Since the Cons’ heralded return in 2014, the venues have grown bigger and bigger, with Massey being the crowning glory (thus far) – so crowd adoration was no surprise. The hard-working musicians gave us polished, spunky versions of Young Offenders, Nighttime Anytime (It’s Alright), Insectivora and a euphoric Shine A Light, with Soon Enough as the perfect calm-down follow-up.

As Chad VanGaalen said in his profane but tender opening set, “The Constantines are one of those bands that never really sucked a dick,” and that lack of compromise nails why they’re so respected, and why their comeback has been so successful. 

VanGaalen, set up as a one-man-band (kick drums, harmonica, a stick at the end of his guitar headstock for striking a cymbal) and accompanied by Julie Fader, shared other thoughts with us, too, between fragile death-focused tunes: about farting, Franken-sized dildos, how fishing with his daughters is more fun than playing shows, including this one. Then he ended with Shave My Pussy.

In other words, he was anything but reverential and awestruck about performing in the historic venue. And that was refreshing.


MUTEK at Musée d’Art Contemporain de Montréal, Thursday, May 28. Rating: NNNN


Many artists at Montreal’s Mutek paired electronic visuals with electronic music, but with very different approaches. On Thursday night, Dasha Rush‘s Antarctic Takt married icy-cold experimental electro with mangled video footage of actual cold stuff, while Takami Nakamoto and drummer Sebastien Benoits used a stageful of LED bars, projections and strobes for their post-rock-influenced assault on the senses.

Most effective A/V performance went to Atom™ & Robin Fox, who bombarded the audience with video projections, lasers, abrasive noise and blinding lights. While the set was often intense and not always musical, a playful undercurrent kept things from getting too oppressive.

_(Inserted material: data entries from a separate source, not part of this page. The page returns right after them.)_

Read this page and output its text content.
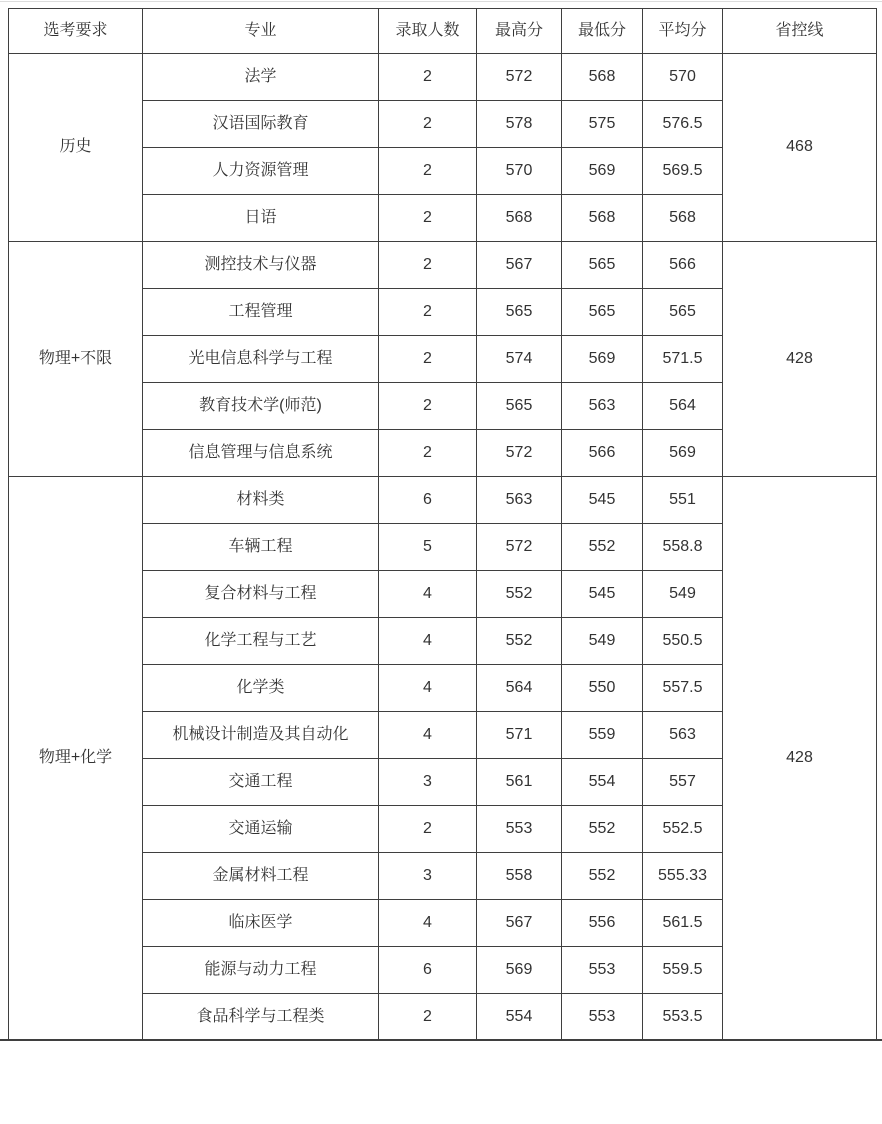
选考要求	专业	录取人数	最高分	最低分	平均分	省控线
历史	法学	2	572	568	570	468
	汉语国际教育	2	578	575	576.5	
	人力资源管理	2	570	569	569.5	
	日语	2	568	568	568	
物理+不限	测控技术与仪器	2	567	565	566	428
	工程管理	2	565	565	565	
	光电信息科学与工程	2	574	569	571.5	
	教育技术学(师范)	2	565	563	564	
	信息管理与信息系统	2	572	566	569	
物理+化学	材料类	6	563	545	551	428
	车辆工程	5	572	552	558.8	
	复合材料与工程	4	552	545	549	
	化学工程与工艺	4	552	549	550.5	
	化学类	4	564	550	557.5	
	机械设计制造及其自动化	4	571	559	563	
	交通工程	3	561	554	557	
	交通运输	2	553	552	552.5	
	金属材料工程	3	558	552	555.33	
	临床医学	4	567	556	561.5	
	能源与动力工程	6	569	553	559.5	
	食品科学与工程类	2	554	553	553.5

Downstairs in the second room, Pheek‘s deep, dubby ambient techno made great use of processed field recordings and subtly modulating synthetic rhythms. You could dance to it, but it was so minimalist that most were content to sit on the floor and listen. That changed during Basic House‘s set, when his highly abstracted take on house settled into that familiar four-on-the-floor pounding and the seated crowd got up and let loose.


ANTI-VIBES, MARINE CORPSE, LIFESTYLE SUB and TAX HAVEN at D-Beatstro, Friday, May 29. Rating: NNN


Kitchener/Waterloo’s Lifestyle Sub continues the area’s reputation for incubating exciting young talent, starting their set amidst sounds of power tools at work in the café’s in-progress kitchen. With an incredible vocalist and raw sound, the four-piece carefully borrowed from noise rock and punk.

Having travelled further, Indiana’s Marine Corpse surprised the hell out of everyone in the room. With their guitarist plugged into a bass amp, they sounded like stoner rock with elements of thrash metal and hardcore vocals. They found their grooves effortlessly and were best when the drummer and vocalist sang call-and-response. 

Local act Anti-Vibes embodied both punk’s urgency and its appetite for confrontation in a set of songs from a forthcoming record. Their rhythm section (joined by Cale Weir, who started the night off as Tax Haven) was exceptional, letting vocalist Claire Whatever and guitarist Sean Kennedy be more brazen. Though confidence seems to be a bit of an issue (they have a habit of announcing their mistakes), performing more often will hopefully find them more self-assured. After all, no one expects perfection from punk.